I just told it, “There's a Sonos in the house. Can you find it?” It did an IP scan, found the Sonos speaker, and since it wasn't password - protected, it logged in directly. Then it started reverse - engineering to see how these systems worked, did some web searches, found the API endpoint directly, asked if I wanted to try it, and then the music started playing.
The same goes for the lights. It basically hacked into the system, figured out the whole thing, created an API, and created a dashboard. I can see the command center for all the lights in my house and turn them on and off. I can tell it, “Dobby, it's time to go to bed.” This command can turn off all the lights, and it also controls all my lights, air conditioners, curtains, pool, spa, and security system.
I have a camera pointing outside the house. Every time someone comes in, it first does a change detection, then uses Qwen based on the change detection, and finally sends me a WhatsApp message with an image of the outside. For example, “Hey, the FedEx truck just arrived. You might want to check it out. You've received mail.” This is what Dobby just sent me. It's really incredible.

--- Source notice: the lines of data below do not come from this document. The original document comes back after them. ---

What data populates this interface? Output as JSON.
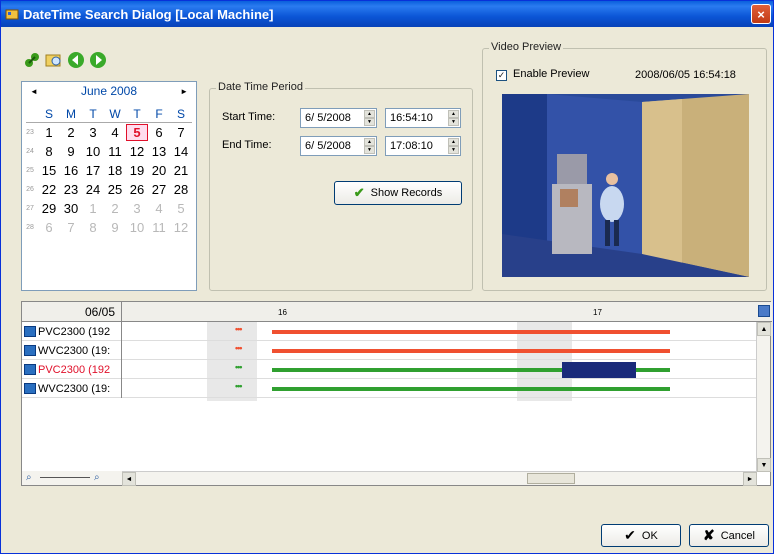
{
  "window": {
    "title": "DateTime Search Dialog  [Local Machine]",
    "close": "×"
  },
  "calendar": {
    "month_label": "June 2008",
    "prev": "◄",
    "next": "►",
    "dow": [
      "S",
      "M",
      "T",
      "W",
      "T",
      "F",
      "S"
    ],
    "weeks": [
      {
        "wk": "23",
        "days": [
          "1",
          "2",
          "3",
          "4",
          "5",
          "6",
          "7"
        ]
      },
      {
        "wk": "24",
        "days": [
          "8",
          "9",
          "10",
          "11",
          "12",
          "13",
          "14"
        ]
      },
      {
        "wk": "25",
        "days": [
          "15",
          "16",
          "17",
          "18",
          "19",
          "20",
          "21"
        ]
      },
      {
        "wk": "26",
        "days": [
          "22",
          "23",
          "24",
          "25",
          "26",
          "27",
          "28"
        ]
      },
      {
        "wk": "27",
        "days": [
          "29",
          "30",
          "1",
          "2",
          "3",
          "4",
          "5"
        ]
      },
      {
        "wk": "28",
        "days": [
          "6",
          "7",
          "8",
          "9",
          "10",
          "11",
          "12"
        ]
      }
    ],
    "selected_day": "5"
  },
  "period": {
    "group_label": "Date Time Period",
    "start_label": "Start Time:",
    "start_date": "6/ 5/2008",
    "start_time": "16:54:10",
    "end_label": "End Time:",
    "end_date": "6/ 5/2008",
    "end_time": "17:08:10",
    "show_records": "Show Records"
  },
  "preview": {
    "group_label": "Video Preview",
    "enable_label": "Enable Preview",
    "timestamp": "2008/06/05 16:54:18"
  },
  "timeline": {
    "date": "06/05",
    "tick_16": "16",
    "tick_17": "17",
    "cameras": [
      {
        "name": "PVC2300 (192",
        "alert": false
      },
      {
        "name": "WVC2300 (19:",
        "alert": false
      },
      {
        "name": "PVC2300 (192",
        "alert": true
      },
      {
        "name": "WVC2300 (19:",
        "alert": false
      }
    ]
  },
  "buttons": {
    "ok": "OK",
    "cancel": "Cancel"
  },
  "colors": {
    "titlebar": "#0a5fdc",
    "record_red": "#f05030",
    "record_green": "#30a030",
    "selection": "#1a2a7a"
  }
}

Dobby takes care of the house, and I send it messages via WhatsApp. These macro - actions are really interesting. I haven't really pushed it further. I think some people are doing even crazier things. But even just for home automation settings, I used to need six completely different apps, but now I don't. Dobby controls everything with natural language. It's amazing. I don't think I've fully pushed this paradigm to the limit, but it's already very helpful and inspiring.

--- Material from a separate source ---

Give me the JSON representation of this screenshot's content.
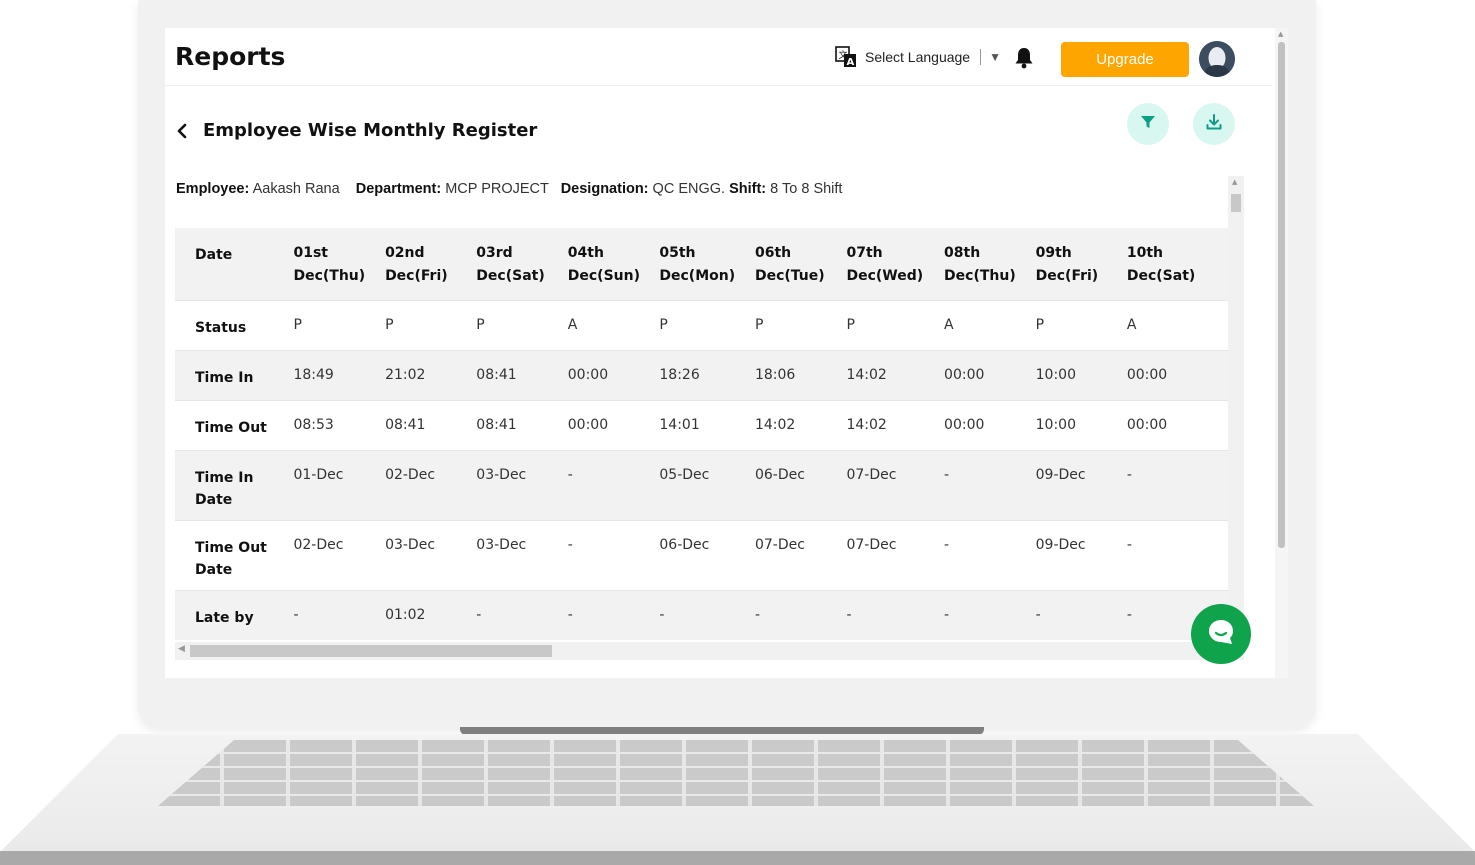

Host: Do you think this shows what people want from a user experience perspective? Because learning new software and new UIs requires human effort, which has been overlooked in the past.
Karpathy: To some extent, it's true. What OpenClaw achieves is essentially deduced from the perspective of “what people think AI should be like”. The AI in people's minds is not the original large model in the strict sense—a large model is just a token generator. But the AI people imagine is something with a personality and an identity. You can share things with it, and it will remember, just like an entity behind WhatsApp, which is easier to understand.